As Paul shows us, it cannot be loving to mutually-consent to sin, to engage our souls or bodies contrary to God’s own loving purposes for them. He tells us that God is “an avenger” in these things because participating in sexual immorality is to transgress and wrong our brothers/sisters in these matters, no matter how consensual it might be. I am not loving you by inviting you into a sexual relationship or encounter, contrary to God’s purposes. I might have enlightened intentions, a great desire to honor you, to express my soul to you, but the form is inherently unloving. Any love involved is misdirected at this point, a love that is not according to knowledge (Rom. 10:2), because it ignores the fabric of moral reality.

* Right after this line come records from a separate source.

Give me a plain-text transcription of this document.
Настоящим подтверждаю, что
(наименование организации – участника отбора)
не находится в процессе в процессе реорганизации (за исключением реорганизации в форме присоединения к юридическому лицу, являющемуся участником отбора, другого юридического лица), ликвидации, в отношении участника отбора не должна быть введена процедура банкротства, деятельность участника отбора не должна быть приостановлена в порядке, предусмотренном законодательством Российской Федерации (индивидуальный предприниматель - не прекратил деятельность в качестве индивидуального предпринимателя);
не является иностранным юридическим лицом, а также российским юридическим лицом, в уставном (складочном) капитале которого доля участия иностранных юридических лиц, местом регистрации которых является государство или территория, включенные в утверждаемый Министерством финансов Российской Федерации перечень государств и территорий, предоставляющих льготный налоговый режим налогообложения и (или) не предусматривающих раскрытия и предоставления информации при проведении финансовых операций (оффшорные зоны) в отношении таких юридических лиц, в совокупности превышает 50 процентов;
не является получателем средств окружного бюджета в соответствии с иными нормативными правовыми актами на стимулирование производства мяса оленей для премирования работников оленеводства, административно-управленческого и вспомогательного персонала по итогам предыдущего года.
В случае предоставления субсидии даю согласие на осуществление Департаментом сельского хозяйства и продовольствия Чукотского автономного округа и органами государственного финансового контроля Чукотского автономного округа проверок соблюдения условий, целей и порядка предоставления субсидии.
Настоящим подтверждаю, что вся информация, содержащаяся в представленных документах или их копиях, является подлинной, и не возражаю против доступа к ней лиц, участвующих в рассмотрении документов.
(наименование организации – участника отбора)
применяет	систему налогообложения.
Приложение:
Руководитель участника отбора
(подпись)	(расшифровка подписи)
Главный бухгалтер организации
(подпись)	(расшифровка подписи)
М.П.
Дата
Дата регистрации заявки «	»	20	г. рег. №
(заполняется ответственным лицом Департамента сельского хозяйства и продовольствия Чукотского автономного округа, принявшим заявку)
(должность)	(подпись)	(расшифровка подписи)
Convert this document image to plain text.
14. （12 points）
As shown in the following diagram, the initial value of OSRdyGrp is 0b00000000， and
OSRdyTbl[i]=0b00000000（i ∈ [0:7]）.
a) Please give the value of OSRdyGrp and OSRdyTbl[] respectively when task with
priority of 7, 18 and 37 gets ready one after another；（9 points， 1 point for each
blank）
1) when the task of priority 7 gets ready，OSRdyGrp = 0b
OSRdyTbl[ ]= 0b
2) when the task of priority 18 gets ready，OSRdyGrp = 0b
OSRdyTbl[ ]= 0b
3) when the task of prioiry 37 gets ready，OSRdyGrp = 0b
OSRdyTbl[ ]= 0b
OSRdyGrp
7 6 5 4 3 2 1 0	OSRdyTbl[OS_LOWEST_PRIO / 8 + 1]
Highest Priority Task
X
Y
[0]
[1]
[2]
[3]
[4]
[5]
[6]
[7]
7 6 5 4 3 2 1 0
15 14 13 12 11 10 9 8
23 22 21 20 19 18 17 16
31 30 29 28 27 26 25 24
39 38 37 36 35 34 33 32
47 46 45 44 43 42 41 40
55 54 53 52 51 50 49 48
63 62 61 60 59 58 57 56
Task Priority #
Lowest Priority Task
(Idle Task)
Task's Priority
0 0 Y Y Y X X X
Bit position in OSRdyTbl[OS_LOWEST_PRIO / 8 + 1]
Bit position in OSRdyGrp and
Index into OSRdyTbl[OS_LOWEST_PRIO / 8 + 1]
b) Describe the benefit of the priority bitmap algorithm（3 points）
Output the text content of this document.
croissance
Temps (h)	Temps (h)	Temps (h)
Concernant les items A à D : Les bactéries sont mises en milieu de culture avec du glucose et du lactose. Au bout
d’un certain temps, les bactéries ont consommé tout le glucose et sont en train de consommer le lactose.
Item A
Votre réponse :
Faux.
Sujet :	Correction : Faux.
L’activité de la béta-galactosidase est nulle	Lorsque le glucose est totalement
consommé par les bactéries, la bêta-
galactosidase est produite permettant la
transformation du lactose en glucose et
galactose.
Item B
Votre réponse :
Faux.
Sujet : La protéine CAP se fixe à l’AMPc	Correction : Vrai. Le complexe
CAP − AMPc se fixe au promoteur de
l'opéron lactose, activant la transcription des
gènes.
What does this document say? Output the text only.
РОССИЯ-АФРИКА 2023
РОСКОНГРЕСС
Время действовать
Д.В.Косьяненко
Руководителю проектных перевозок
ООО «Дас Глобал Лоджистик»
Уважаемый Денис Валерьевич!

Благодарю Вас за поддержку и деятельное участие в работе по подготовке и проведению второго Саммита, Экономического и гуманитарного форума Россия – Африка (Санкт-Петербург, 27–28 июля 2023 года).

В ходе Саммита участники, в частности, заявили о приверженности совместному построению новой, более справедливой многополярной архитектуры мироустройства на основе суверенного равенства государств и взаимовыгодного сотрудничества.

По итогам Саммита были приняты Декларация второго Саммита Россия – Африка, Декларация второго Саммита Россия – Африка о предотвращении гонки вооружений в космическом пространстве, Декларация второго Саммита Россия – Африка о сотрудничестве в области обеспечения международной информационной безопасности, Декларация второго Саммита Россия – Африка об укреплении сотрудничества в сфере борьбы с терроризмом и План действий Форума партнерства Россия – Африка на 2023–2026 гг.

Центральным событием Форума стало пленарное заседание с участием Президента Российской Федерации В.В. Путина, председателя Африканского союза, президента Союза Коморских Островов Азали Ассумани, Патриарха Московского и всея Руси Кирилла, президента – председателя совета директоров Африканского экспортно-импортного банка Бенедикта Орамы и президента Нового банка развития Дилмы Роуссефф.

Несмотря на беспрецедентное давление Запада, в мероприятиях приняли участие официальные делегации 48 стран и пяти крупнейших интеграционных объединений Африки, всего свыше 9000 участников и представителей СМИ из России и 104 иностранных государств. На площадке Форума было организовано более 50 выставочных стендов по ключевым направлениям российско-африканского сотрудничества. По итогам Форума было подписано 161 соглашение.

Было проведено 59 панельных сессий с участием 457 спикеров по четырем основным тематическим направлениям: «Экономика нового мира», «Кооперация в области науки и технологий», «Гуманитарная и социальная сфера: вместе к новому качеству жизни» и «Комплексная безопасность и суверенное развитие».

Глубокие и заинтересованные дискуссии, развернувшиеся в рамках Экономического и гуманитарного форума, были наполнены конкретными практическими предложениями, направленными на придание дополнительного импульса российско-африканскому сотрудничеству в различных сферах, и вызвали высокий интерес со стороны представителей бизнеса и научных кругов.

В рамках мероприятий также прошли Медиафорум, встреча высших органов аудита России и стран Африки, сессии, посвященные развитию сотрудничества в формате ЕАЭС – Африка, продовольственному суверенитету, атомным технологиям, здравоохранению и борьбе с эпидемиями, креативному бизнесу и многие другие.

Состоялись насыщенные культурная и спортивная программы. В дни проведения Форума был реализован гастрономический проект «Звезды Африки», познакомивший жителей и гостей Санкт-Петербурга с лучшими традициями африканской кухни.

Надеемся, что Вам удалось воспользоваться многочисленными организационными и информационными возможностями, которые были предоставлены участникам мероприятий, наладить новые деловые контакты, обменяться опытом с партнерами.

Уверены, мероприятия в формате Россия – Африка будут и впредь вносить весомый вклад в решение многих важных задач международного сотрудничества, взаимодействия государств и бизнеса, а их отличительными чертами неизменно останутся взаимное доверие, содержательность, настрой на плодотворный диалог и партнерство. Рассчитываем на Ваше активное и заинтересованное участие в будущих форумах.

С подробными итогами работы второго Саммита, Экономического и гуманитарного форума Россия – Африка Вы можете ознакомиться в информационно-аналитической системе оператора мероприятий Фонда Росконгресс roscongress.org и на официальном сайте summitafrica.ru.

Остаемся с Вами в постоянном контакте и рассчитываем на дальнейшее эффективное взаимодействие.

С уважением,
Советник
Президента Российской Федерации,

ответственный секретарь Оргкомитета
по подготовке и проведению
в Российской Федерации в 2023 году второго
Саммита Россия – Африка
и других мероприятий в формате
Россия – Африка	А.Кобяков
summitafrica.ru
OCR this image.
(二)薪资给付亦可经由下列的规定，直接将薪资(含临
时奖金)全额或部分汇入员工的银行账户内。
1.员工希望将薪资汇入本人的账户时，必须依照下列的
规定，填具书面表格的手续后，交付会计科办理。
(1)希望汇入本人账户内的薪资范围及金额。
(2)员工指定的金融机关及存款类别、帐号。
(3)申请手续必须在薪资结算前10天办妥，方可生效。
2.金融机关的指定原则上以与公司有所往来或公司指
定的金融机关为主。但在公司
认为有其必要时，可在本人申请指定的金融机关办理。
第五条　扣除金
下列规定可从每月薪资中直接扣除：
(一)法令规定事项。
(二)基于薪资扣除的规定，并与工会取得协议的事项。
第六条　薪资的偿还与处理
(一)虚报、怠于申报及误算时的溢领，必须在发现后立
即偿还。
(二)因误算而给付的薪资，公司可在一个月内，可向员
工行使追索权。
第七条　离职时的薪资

No, instead we are called in holiness to exercise self-control by the power of the Holy Spirit, in obedience to Jesus’ good commands for his being-redeemed people.

The Hope of Glory
I wish I could address the issue of shame that seems to be the driving factor underlying all of these discussions. I tried and realized I couldn’t in a post already too long. For now I’ll simply say that freedom from shame comes not through submitting to the false commands and judgments of legalists who distort or add to God’s word, nor through denying the real moral boundaries which God has lovingly woven into creation, but only through the Cross and Resurrection of Jesus Christ. He bore our shame on the Cross, died, was buried, and left it in the grave so that we who are united with him bear it no more, but only the sure hope of resurrection glory (Col. 1:27).